2020-02-18 Thread Didier 'OdyX' Raboud
Le lundi, 17 février 2020, 19.19:02 h CET Sam Hartman a écrit :
> > "Jerome" == Jerome Charaoui  writes:
> Jerome> Following the announcement of the DebConf20 location, our
> Jerome> desire to participate became incompatible with our
> Jerome> commitment toward the Boycott, Divestment and Sanctions
> Jerome> (BDS) campaign launched by Palestinian civil society in
> Jerome> 2005. Hence, many active Montreal-based Debian developpers,
> Jerome> along with a number of other Debian developpers, have
> Jerome> decided not to travel to Israel in August 2020 for
> Jerome> DebConf20.
> 
> 
> I'm quite frustrated, disappointed and angry reading the above.
> 
> I had expressed a fairly strong discomfort with the anti-DC20 messaging
> I got from the original contact about Montreal.
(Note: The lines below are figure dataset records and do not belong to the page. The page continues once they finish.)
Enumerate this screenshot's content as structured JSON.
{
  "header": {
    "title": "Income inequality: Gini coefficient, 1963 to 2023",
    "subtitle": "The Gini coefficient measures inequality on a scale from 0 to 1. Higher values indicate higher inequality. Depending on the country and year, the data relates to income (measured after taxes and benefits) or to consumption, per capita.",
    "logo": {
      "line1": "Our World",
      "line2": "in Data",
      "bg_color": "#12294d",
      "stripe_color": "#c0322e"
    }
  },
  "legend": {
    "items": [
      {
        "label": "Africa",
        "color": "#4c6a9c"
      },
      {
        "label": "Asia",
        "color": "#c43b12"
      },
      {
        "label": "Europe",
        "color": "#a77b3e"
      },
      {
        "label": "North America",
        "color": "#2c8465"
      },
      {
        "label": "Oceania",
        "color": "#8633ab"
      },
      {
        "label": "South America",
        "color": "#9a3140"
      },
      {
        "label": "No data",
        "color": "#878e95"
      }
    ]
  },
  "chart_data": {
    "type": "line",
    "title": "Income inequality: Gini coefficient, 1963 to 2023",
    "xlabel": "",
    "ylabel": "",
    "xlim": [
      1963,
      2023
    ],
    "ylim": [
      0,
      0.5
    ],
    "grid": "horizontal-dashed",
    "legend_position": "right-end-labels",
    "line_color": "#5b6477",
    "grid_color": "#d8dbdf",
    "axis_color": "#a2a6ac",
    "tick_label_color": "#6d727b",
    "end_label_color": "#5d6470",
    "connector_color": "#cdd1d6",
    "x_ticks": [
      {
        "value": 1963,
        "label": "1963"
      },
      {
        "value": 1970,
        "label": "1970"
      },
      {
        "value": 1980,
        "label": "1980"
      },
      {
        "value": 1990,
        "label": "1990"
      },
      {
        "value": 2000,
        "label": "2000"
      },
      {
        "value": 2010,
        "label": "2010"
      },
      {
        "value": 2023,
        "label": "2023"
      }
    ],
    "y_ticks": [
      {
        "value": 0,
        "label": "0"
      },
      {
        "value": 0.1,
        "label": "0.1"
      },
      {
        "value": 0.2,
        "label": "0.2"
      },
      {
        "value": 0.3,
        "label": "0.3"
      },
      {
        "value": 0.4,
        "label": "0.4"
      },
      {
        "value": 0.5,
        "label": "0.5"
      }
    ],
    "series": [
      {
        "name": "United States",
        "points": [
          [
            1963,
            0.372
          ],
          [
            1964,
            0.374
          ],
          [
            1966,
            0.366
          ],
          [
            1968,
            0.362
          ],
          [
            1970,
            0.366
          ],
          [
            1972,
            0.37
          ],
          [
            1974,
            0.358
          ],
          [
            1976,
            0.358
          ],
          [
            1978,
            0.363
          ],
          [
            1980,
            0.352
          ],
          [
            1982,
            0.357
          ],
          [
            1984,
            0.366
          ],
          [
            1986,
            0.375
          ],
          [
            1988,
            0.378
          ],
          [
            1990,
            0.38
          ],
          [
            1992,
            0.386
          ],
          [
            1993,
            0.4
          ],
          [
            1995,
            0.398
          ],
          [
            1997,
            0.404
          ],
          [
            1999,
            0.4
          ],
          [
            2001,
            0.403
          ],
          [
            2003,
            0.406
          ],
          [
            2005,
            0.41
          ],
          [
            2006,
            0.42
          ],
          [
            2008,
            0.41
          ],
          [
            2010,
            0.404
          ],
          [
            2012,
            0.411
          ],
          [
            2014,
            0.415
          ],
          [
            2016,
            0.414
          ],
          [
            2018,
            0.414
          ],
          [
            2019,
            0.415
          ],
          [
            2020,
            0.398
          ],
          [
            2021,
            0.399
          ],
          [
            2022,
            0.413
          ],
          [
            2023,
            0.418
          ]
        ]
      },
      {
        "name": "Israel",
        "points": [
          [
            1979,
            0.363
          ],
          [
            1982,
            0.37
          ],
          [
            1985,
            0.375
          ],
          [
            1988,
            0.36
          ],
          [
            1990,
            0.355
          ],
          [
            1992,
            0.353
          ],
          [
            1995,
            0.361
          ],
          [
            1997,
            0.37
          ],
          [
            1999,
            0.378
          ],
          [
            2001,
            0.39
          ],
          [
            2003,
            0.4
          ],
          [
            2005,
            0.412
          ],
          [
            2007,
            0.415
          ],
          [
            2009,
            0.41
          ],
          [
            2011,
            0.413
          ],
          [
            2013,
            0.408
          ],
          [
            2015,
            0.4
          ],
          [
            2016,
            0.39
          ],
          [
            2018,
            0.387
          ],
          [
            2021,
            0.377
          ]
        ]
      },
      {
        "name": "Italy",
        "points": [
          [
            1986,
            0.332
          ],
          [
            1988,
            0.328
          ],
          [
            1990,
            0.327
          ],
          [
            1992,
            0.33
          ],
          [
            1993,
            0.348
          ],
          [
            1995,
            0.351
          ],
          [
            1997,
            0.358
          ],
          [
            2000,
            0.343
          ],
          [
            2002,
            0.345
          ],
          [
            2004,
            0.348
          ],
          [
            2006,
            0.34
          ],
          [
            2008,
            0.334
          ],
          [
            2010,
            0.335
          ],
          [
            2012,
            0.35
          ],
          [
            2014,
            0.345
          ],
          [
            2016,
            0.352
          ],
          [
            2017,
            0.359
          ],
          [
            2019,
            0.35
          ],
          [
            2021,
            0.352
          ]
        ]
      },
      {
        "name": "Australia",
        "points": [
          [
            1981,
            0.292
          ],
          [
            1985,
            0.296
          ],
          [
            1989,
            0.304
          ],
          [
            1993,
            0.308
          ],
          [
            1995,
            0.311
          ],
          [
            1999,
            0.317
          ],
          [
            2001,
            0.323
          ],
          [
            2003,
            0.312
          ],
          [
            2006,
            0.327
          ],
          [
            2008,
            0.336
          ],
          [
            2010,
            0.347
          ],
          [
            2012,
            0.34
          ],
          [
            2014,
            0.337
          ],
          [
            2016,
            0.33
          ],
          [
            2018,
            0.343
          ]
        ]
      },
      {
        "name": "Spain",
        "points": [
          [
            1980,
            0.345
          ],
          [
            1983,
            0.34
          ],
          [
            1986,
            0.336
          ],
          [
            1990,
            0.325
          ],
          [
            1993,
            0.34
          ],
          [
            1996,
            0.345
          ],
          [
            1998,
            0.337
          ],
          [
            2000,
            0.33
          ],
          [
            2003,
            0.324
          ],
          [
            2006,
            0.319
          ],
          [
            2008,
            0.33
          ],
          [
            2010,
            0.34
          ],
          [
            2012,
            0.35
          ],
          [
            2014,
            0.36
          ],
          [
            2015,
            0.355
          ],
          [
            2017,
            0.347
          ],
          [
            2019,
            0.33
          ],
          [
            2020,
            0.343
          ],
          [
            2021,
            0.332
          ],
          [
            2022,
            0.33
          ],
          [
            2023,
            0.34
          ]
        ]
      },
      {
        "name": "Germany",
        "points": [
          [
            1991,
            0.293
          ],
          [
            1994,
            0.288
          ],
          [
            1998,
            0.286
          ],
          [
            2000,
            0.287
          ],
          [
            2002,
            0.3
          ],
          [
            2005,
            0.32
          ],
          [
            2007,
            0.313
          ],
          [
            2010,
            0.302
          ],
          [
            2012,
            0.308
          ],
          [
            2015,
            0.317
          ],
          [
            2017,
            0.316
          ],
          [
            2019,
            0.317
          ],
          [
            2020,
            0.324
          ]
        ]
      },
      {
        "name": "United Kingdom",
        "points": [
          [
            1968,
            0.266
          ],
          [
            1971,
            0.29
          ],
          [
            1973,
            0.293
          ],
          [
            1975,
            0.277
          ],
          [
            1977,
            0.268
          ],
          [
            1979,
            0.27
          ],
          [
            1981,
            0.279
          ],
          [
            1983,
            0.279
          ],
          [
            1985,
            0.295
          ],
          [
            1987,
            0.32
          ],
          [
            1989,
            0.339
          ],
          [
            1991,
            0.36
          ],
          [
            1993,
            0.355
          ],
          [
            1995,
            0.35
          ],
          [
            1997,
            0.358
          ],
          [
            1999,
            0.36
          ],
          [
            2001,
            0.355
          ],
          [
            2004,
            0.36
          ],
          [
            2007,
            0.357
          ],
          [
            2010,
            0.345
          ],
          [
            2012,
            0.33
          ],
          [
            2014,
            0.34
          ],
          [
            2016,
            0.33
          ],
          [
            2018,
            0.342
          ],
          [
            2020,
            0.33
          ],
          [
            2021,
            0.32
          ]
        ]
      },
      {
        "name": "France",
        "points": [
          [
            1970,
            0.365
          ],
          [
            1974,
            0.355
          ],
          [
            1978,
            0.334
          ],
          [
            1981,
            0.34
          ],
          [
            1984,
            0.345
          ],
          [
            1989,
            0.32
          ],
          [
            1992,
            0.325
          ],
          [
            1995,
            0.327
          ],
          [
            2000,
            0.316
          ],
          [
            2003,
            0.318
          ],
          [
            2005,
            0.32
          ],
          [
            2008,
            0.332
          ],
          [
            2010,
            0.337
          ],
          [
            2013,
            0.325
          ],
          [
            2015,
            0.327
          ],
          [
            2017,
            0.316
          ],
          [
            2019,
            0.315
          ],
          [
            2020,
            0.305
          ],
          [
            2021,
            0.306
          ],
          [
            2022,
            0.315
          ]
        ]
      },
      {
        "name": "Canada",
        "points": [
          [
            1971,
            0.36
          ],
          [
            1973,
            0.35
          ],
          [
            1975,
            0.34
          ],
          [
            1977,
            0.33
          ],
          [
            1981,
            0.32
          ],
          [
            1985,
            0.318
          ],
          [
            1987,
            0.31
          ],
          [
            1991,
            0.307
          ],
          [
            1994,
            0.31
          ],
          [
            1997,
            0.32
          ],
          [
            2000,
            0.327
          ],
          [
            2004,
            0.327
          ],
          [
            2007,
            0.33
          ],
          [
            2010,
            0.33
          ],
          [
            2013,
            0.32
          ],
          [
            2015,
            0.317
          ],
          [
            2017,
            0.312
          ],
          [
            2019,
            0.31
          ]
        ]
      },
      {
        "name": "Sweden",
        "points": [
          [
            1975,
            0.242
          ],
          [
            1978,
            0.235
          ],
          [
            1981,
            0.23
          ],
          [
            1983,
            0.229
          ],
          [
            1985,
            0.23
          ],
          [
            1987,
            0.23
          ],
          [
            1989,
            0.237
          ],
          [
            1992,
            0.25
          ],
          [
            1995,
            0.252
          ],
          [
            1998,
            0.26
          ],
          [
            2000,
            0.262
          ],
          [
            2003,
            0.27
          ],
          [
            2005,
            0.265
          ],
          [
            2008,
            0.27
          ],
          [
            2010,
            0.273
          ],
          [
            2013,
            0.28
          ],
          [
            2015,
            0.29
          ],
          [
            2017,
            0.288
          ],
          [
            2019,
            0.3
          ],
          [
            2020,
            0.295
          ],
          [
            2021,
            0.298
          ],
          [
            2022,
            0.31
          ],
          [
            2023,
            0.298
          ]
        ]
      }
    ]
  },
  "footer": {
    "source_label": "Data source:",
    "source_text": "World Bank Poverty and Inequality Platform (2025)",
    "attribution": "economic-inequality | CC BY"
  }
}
To offer some contrast, although I can agree such introduction _could_ have 
been left out of the announcement email, I find the phrasing to be honest, 
transparent, and fair: it is not against Debian, not against DebConf, not 
against the DebConf Committee. It is merely explaining in full sight their 
reasons to a) not attend DebConf; b) organize that event at that time.

Specifically, I find the announcement OK _because_ the event dates do not 
directly conflict with DebConf20's.

> I'm going to take a couple of days to calm down before making any
> decisions, but this is not appropriate messaging in an event that Debian
> supports.

For the record, I disagree that such messaging is inappropriate on debian-
devel-announce@, nor as framing for an event "that Debian supports".

> In particular, we as a project made a decision about where we were
> holding DebConf 20.

I'd rephrase this as "the DebConf committee, as DPL delegates, made a decision 
about by whom DebConf20 was to be organized and where; this decision has not 
been overriden by a GR" [0,1].  There's nuance away from "we as a project made 
a decision".

> The above messaging  comes across as a condemnation of what the project
> has decided to do, rather than something that supports our diversity and
> compliments DC20 while supporting those who choose not to attend.

Sam; I think you're overreacting and would encourage you to re-read the full 
annoucement mail, and _specifically_ the part that you quoted; it "just" 
explains why some people from our community cannot consider attending 
DebConf20, and how they converted this constraint into organizing _another_ 
Debian gathering, at different dates.

Frankly, leaving this reasoning out of the announcement email would have felt 
disingenuous; as their unease with regards to DebConf20's location was known 
already.

Regards,
OdyX

[0] https://lists.debian.org/debconf-team/2019/03/msg00021.html
[1] Disclaimer: I was a delegate when the decision was taken.